2. the nucleic acid of claim 1, wherein corresponding wild type human growth hormone has the aminoacid sequence of SEQ IDNO:1 or SEQ ID NO:2.
3. the nucleic acid of claim 1, the wherein new glycosylation site that imports is near proline residue.
4. the nucleic acid of claim 3, wherein proline residue is positioned at the site 2,5,37,48,59,89,113,140 or 190 of SEQ ID NO:1 or SEQID NO:2.
5. the nucleic acid of claim 1, wherein the mutant human growth hormone is contained SEQ ID NO:3,4,5,6,7,8 or 9 aminoacid sequence.
6. the nucleic acid of claim 1, wherein this mutant human growth hormone is contained the glycosylation site more than one new importing.
7. the expression of nucleic acids box that contains claim 1.
8. the cell that contains the nucleic acid of claim 1.
9. mutant human growth hormone, the N-that contains non-existent new importing in corresponding wild type human growth hormone connects or O-connects the glycosylation site.
10. the mutant human growth hormone of claim 9, wherein corresponding wild type human growth hormone has the aminoacid sequence of SEQ ID NO:1 or SEQ ID NO:2.
11. the mutant human growth hormone of claim 9, the wherein new glycosylation site that imports is near proline residue.
12. the mutant human growth hormone of claim 11, wherein proline residue is positioned at the site 2,5,37,48,59,89,113,140 or 190 of SEQID NO:1 or SEQ ID NO:2.
13. the mutant human growth hormone of claim 9 is contained SEQ ID NO:3,4,5,6,7,8 or 9 aminoacid sequence.
14. the mutant human growth hormone of claim 9, wherein this mutant human growth hormone is contained the glycosylation site more than one new importing.
15. the mutant human growth hormone of claim 9 is contained the water-soluble polymer that is connected with glycosylation site by the glycosyl connexon.
16. the mutant human growth hormone of claim 15, wherein said glycosyl connexon is complete glycosyl connexon.
17. the mutant human growth hormone of claim 15, wherein glycosylation site is the sudden change glycosylation site.

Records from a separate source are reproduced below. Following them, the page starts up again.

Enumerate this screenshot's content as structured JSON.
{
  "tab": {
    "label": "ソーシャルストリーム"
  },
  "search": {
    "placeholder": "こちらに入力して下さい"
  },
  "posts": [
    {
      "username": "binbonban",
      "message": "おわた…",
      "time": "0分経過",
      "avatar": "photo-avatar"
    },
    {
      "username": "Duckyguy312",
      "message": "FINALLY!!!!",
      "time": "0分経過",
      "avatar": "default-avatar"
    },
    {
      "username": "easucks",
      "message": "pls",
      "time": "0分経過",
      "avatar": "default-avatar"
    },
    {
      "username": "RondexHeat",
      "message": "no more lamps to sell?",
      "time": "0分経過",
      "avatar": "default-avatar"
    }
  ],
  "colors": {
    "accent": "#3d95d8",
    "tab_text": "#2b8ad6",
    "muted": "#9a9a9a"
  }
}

18. a method of producing the mutant human growth hormone, the N-that this mutant human growth hormone is contained non-existent new importing in corresponding wild type human growth hormone connects or O-connection glycosylation, and this method comprises the following steps:
(a) recombinant production mutant human growth hormone; With
(b) make this mutant human growth hormone in the new glycosylation site glycosylation that imports.
19. the method for claim 18, wherein corresponding wild type human growth hormone has the aminoacid sequence of SEQID NO:1 or SEQ ID NO:2.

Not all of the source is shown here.